Pixel &dp = dst.pData[x + y*dst.width];

unsigned char gray = static_cast<unsigned char="">(0.3*sp.red + 0.5*sp.green + 0.2*sp.blue);

#pragma omp critical
{
dp.red = dp.green = dp.blue = gray;
}
}
};

where

// Pixel data for ARGB_8888 bitmap format
struct Pixel {
unsigned char red;
unsigned char green;
unsigned char blue;
unsigned char alpha;
};

[no name] 19-Dec-14 16:09pm

You may want to update your question.

Is there a risk of the multiple response function threads reading or writing the same pixel? I did not see any in the sample response code above.

What are typical values of width and height?

You describe the data as one big strip. If the strips are relatively small (a few thousand pixels), there may not be much value in adding MP support. You'll spend more cycles on context switches than actual work.

If the images are relatively large - like a million pixels, working on chunks of 64 k should work well.

BupeChombaDerrick 19-Dec-14 16:55pm

Typical values are width = 640, height = 480, thus about 300K pixels, the Kernel interface has two bitmaps as arguments the one designated as "dst" is mostly writeonly and "src" is readonly. Thus bitmap pixels for "dst" are expected to be modified by the threads, so one thing is that shared arrays of data like this are hard to parallelize but yet they are inherently parallel.

[no name] 22-Dec-14 12:45pm

Did you try the "chunked" approach above?

If you assign each pixel row to a thread, you'll have 480 context switches for a 640x480 image.

If you operate on chunks (say 48 or 96 rows, for example), you'll only need 5 or 10 context switches. Unless you have 50 or 100 core CPU, a chunked approach will be better.

BupeChombaDerrick 22-Dec-14 16:26pm

I'am currently looking at http://staff.city.ac.uk/~sbbh653/publications/OpenMP_SPM.pdf they seem to be using the full image without a "chunked" approach. Only adding a "#pragma omp parallel for" should have been sufficient. After adding "shared(src,dst)" it seems to work but don't know why.

[no name] 23-Dec-14 12:38pm

Compilers vary in their default choices for shared vs. private variables. You can use default(none) and explicitly choose which are private, firstprivate, or shared.

http://bisqwit.iki.fi/story/howto/openmp/#PrivateFirstprivateAndSharedClauses

BupeChombaDerrick 23-Dec-14 16:45pm

Okay so I shouldn't worry about race conditions or false sharing?

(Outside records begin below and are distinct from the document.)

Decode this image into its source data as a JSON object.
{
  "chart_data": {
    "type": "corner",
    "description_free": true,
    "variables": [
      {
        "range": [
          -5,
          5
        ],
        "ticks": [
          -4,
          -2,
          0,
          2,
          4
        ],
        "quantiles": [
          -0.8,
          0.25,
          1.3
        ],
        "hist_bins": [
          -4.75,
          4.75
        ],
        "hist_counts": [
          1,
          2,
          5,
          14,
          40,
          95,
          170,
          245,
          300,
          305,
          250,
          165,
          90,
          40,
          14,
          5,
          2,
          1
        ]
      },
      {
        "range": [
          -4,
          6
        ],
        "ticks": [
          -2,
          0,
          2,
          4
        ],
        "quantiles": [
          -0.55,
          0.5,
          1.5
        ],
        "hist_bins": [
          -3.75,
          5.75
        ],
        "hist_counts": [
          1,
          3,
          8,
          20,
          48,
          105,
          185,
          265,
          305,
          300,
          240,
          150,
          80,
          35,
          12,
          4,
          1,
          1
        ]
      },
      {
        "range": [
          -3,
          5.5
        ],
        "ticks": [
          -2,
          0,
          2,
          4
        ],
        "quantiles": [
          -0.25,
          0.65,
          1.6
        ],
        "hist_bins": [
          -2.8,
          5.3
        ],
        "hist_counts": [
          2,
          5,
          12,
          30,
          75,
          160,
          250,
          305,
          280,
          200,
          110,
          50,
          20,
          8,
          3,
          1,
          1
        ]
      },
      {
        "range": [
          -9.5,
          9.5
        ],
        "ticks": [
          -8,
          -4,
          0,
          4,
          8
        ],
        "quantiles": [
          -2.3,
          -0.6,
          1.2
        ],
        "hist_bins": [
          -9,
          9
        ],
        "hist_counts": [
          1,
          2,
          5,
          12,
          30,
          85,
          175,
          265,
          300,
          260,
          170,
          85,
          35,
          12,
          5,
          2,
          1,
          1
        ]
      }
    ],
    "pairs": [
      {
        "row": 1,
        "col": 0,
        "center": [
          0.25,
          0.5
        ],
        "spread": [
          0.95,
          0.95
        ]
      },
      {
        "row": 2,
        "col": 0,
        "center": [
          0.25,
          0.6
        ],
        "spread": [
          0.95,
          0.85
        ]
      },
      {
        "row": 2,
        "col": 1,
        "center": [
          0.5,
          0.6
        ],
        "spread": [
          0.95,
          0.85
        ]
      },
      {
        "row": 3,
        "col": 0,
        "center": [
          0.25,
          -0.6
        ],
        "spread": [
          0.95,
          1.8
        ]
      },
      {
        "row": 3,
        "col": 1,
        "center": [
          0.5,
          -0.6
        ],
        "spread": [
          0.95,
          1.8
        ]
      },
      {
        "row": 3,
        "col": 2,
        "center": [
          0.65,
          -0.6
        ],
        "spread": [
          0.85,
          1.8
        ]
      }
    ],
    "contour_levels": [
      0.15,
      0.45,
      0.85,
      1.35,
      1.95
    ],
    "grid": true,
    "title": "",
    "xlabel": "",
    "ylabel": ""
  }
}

I just have to choose to share the source(src) and destination(dst) bitmaps among the threads and openMP will handle the synchronizations?

[no name] 24-Dec-14 13:34pm

In the response function you provided, I see a 1:1 relation of source to destination pixels with no overlap or side effects. There is nothing to synchronize. Is that true for other response function implementations? You've given no information so I have no answer.

You should be able to make that determination on your own.

Consider redesigning the "response" interface to operate on a whole image instead a single pixel. Any response implementation that benefits from OpenMP can make use of it. A per-pixel function call is expensive anyways.

BupeChombaDerrick 24-Dec-14 15:36pm

Okay, then whether to use synchronization techniques or not depends on the complexity of the response function. I have given your answer +5, but if you want me to accept it then change it so that it includes some of the discussion here. The "chunked" approach may work but for a simple kernel implementation it maybe an overkill. Thanks for the taking the time to help out.